During the national uprisings after Floyd’s murder, “defund the police” became a rallying cry, with advocates arguing reform efforts had failed to prevent killings and misconduct.

Some cities responded with modest cuts to police budgets, in some cases removing officers from schools, traffic enforcement and other divisions, and investing in alternatives.


Over the last year, an uptick in gun violence and homicides has prompted a backlash to the idea of defunding, even as the current crime rate remains significantly lower than in prior decades prior.


Cities that made small cuts have largely restored and expanded law enforcement budgets.

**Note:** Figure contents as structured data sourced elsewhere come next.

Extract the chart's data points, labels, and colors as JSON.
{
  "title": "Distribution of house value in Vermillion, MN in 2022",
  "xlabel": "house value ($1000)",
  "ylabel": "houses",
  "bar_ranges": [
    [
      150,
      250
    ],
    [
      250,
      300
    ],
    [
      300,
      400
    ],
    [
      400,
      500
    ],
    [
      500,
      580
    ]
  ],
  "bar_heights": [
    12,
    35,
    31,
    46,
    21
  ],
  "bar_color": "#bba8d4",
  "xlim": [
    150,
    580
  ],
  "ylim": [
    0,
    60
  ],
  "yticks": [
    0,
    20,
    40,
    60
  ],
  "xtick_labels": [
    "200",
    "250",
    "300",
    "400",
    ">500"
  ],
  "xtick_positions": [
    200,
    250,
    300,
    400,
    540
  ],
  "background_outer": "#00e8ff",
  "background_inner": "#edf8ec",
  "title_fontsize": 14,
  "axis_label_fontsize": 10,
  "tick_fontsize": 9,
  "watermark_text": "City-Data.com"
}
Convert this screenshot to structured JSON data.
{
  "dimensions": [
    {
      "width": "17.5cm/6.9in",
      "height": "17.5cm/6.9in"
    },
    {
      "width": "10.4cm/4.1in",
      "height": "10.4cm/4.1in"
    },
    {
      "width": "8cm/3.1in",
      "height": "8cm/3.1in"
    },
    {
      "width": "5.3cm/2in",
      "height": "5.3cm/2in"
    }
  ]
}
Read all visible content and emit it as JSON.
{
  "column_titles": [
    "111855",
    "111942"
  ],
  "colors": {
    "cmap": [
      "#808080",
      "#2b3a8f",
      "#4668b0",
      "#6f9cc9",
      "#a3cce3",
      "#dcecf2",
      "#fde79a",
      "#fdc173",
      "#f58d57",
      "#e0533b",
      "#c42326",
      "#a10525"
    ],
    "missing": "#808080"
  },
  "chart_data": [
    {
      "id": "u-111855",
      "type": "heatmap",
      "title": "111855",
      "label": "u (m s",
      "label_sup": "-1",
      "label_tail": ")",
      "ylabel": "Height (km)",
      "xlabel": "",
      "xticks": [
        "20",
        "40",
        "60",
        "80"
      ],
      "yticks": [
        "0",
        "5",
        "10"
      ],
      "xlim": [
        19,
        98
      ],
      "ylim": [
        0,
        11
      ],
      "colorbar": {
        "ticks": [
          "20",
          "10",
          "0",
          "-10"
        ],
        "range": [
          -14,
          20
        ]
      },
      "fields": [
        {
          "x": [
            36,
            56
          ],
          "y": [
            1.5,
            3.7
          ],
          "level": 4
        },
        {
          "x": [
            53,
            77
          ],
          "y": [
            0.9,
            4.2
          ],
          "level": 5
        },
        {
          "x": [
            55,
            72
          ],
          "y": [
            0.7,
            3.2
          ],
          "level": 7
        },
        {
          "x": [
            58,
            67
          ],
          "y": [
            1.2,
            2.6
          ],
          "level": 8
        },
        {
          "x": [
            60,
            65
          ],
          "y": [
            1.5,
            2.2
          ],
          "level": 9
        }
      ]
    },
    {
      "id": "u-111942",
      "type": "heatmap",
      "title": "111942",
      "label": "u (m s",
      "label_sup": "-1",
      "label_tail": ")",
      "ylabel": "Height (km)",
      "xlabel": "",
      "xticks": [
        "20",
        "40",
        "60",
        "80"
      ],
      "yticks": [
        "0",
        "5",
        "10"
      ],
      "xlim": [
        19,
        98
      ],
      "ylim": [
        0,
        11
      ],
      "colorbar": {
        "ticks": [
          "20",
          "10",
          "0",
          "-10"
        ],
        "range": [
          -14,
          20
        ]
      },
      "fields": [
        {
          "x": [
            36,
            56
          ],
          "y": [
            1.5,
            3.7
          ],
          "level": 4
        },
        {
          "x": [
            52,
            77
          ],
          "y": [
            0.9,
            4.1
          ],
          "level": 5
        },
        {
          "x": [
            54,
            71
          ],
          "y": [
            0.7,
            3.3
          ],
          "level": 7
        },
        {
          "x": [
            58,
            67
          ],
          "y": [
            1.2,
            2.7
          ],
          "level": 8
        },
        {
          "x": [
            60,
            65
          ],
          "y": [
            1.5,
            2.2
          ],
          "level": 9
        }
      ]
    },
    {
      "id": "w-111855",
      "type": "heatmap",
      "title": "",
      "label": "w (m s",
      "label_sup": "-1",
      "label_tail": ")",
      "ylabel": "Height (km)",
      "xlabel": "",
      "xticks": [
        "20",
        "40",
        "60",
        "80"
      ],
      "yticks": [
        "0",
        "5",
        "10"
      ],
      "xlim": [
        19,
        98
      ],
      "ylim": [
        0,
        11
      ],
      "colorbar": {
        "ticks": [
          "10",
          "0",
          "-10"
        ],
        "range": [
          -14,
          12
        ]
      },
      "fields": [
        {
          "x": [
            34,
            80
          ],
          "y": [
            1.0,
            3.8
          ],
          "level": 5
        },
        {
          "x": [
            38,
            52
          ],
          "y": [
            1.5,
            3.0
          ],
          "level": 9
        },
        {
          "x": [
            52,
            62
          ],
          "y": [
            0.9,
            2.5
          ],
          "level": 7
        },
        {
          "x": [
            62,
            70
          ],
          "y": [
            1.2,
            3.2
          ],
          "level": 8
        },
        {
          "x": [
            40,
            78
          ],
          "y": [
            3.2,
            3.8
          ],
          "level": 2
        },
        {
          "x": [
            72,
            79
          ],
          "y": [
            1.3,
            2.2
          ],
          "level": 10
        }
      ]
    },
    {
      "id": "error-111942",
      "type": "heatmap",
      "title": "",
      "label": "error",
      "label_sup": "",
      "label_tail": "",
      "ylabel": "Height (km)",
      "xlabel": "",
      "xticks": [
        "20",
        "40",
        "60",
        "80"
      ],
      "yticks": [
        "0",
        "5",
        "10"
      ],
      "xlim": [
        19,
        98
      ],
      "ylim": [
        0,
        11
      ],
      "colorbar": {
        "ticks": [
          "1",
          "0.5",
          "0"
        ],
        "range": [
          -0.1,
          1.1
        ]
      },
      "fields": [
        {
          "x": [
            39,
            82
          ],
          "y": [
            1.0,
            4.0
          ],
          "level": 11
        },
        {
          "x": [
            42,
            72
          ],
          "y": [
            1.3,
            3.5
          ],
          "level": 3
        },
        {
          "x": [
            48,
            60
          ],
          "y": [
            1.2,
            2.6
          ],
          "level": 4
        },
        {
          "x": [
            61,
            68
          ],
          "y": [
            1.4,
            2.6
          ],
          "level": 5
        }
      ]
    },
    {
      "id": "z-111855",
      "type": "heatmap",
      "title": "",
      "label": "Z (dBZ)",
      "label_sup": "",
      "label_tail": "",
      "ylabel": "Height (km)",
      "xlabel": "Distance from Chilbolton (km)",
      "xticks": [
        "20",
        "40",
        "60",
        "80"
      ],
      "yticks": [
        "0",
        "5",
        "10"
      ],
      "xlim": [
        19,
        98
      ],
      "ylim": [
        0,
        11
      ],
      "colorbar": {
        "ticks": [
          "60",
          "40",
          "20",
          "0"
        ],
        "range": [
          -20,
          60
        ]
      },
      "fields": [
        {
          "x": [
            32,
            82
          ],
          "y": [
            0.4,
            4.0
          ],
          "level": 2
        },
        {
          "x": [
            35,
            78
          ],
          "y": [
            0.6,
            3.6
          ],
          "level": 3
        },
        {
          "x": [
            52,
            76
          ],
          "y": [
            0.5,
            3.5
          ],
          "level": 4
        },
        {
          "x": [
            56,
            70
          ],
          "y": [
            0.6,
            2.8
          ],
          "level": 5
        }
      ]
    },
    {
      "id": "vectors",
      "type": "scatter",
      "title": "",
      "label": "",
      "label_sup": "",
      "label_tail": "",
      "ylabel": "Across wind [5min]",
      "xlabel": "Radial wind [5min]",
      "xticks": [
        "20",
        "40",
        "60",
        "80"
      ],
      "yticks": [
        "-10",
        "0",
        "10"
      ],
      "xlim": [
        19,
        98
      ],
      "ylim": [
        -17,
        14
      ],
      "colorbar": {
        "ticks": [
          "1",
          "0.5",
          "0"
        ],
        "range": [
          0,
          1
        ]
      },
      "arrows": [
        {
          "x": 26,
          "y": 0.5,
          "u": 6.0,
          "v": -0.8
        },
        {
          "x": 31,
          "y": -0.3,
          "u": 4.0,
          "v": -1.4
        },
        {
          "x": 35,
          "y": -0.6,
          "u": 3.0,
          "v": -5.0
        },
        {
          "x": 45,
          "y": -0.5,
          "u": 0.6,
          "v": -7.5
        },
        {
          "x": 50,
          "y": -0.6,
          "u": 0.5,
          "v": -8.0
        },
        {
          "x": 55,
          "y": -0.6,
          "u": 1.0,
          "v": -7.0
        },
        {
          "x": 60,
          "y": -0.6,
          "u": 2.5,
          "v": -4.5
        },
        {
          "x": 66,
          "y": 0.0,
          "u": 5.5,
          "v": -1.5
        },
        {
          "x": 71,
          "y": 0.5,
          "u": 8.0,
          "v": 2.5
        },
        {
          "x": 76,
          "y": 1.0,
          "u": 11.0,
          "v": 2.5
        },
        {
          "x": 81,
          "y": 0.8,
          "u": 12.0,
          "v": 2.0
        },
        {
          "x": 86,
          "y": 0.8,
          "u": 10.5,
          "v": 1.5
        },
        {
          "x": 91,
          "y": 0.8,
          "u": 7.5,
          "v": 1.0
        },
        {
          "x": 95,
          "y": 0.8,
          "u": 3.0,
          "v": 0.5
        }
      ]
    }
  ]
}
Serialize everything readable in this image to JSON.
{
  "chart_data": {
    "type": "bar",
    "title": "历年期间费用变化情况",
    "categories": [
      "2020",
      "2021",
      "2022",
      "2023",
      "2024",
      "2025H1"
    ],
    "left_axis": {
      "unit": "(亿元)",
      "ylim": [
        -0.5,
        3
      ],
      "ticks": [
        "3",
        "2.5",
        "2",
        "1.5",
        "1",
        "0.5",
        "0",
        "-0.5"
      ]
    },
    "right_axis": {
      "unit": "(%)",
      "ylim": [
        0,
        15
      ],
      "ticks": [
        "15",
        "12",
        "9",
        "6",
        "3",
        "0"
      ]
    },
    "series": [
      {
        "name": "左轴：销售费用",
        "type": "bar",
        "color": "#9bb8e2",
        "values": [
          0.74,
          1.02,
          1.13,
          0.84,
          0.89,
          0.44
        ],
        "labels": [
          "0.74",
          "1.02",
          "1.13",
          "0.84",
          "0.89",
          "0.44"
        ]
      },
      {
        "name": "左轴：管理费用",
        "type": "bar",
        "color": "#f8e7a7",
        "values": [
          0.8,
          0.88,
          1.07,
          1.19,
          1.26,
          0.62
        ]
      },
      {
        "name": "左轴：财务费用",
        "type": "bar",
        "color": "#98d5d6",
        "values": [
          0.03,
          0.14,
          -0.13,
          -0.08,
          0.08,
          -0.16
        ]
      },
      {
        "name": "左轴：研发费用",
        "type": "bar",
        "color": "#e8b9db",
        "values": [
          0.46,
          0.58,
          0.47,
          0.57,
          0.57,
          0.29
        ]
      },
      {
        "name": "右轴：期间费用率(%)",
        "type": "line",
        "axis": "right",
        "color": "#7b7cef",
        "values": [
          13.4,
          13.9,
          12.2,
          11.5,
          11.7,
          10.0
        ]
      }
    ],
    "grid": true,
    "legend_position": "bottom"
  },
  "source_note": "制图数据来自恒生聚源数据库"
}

“To invest more into a system that we all know is broken is really a slap in the face to everyone who marched in summer 2020,” said Chris Harris of the Austin, Tx., Justice Coalition in Texas. “It reflects just a real lack of solutions to the problems that we face. It’s just more of the same – even if it’s exactly the thing that we know continues to hurt and kill people.”


Sinyangwe said a data analysis in Los Angeles showed that in recent years, one-third of incidents in which the Los Angeles Police Department used force involved an unhoused person. He said, “Instead of using force against homeless people, we should be investing in services and creating unarmed civilian responses to these issues.”


In Los Angeles, there has been an escalating law enforcement crackdown on street encampments. LAPD is on track to get a large budget boost, despite a sharp increase in killings by officers in 2021.


Proponents of police budget increases argue that law enforcement is the solution to violence, but Sinyangwe noted that fewer than five percent of arrests nationally are for serious violent crimes. Research has shown that when police forces expand, there are more arrests for low-level offenses, he said. Many high-profile killings by police have involved stops for alleged low-level crimes.